Mariela Tacacho, mamá de Paola Tacacho, asesinada el 30/10/2020 por Mauricio Parada, en Tucumán, luego de haber hecho 15 denuncias en su contra entre 2015 y 2020. La última fue en mayo del mismo año que la asesinó.El femicida la apuñaló y se suicidó. Por su actuación en las denuncias que había hecho se destituyó al juez Juan Francisco Pisa considerando que incumplió con los deberes a su cargo.

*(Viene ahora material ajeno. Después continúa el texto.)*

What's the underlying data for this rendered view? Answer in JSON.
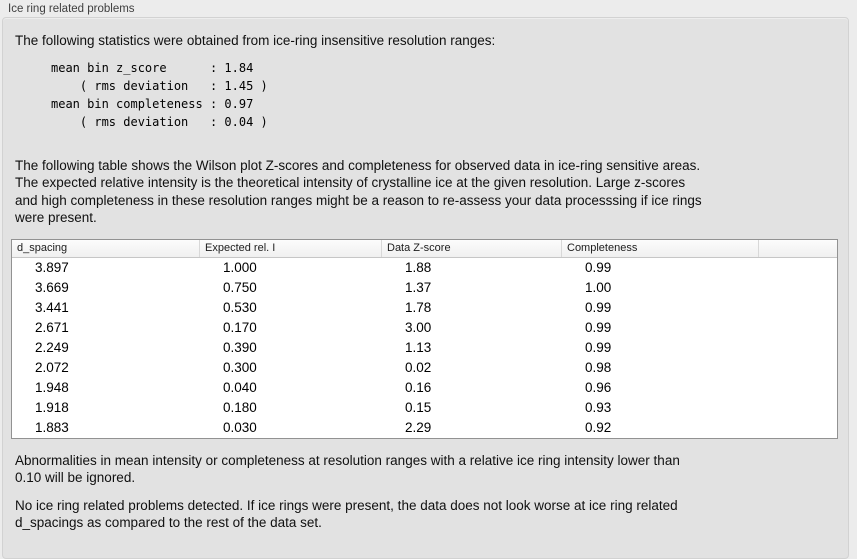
{
  "panel": {
    "title": "Ice ring related problems"
  },
  "intro": "The following statistics were obtained from ice-ring insensitive resolution ranges:",
  "stats_block": "mean bin z_score      : 1.84\n    ( rms deviation   : 1.45 )\nmean bin completeness : 0.97\n    ( rms deviation   : 0.04 )",
  "stats": {
    "mean_bin_z_score": "1.84",
    "z_score_rms_deviation": "1.45",
    "mean_bin_completeness": "0.97",
    "completeness_rms_deviation": "0.04"
  },
  "table_intro": "The following table shows the Wilson plot Z-scores and completeness for observed data in ice-ring sensitive areas.\nThe expected relative intensity is the theoretical intensity of crystalline ice at the given resolution. Large z-scores\nand high completeness in these resolution ranges might be a reason to re-assess your data processsing if ice rings\nwere present.",
  "table": {
    "columns": [
      "d_spacing",
      "Expected rel. I",
      "Data Z-score",
      "Completeness"
    ],
    "rows": [
      [
        "3.897",
        "1.000",
        "1.88",
        "0.99"
      ],
      [
        "3.669",
        "0.750",
        "1.37",
        "1.00"
      ],
      [
        "3.441",
        "0.530",
        "1.78",
        "0.99"
      ],
      [
        "2.671",
        "0.170",
        "3.00",
        "0.99"
      ],
      [
        "2.249",
        "0.390",
        "1.13",
        "0.99"
      ],
      [
        "2.072",
        "0.300",
        "0.02",
        "0.98"
      ],
      [
        "1.948",
        "0.040",
        "0.16",
        "0.96"
      ],
      [
        "1.918",
        "0.180",
        "0.15",
        "0.93"
      ],
      [
        "1.883",
        "0.030",
        "2.29",
        "0.92"
      ]
    ]
  },
  "note_ignore": "Abnormalities in mean intensity or completeness at resolution ranges with a relative ice ring intensity lower than\n0.10 will be ignored.",
  "conclusion": "No ice ring related problems detected. If ice rings were present, the data does not look worse at ice ring related\nd_spacings as compared to the rest of the data set.",
  "colors": {
    "page_background": "#ececec",
    "panel_background": "#e2e2e2",
    "panel_border": "#d2d2d2",
    "table_border": "#929292",
    "table_background": "#ffffff",
    "header_gradient_top": "#fcfcfc",
    "header_gradient_bottom": "#f0f0f0"
  }
}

Ana, tía de Priscila Martinez, desaparecida el 23/02/2020, había sido llevada de manera engañosa por su tío Ruben Oscar Navarro. Desde ese momento la policía no quiso actuar, no querían tomar la denuncia porque garantizaban que ella volvería. Ese mismo día Priscila estaba muerta, violada, golpeada. La familia y vecinos empezamos a hacer la búsqueda por nuestros propios medios. Fue encontrada debajo de la cama del asesino el 15/04/2020 en Santiago del Estero. Tenía 15 años. Ahora esperamos el juicio.

Leticia Escobar, mamá de Gisela Grispi, asesinada en 23/11/2020 en Colón, Entre Ríos. El femicida Heraldo Martiarena fue condenado a prisión perpetua.

Erica Rojas, mamá de Andrea Rojas, víctima de una violación en grupo de hijos del poder en Burruyacú, Tucumán. Los familiares de los acusados no dejan de hostigar y amenazar a la denunciante y su círculo íntimo.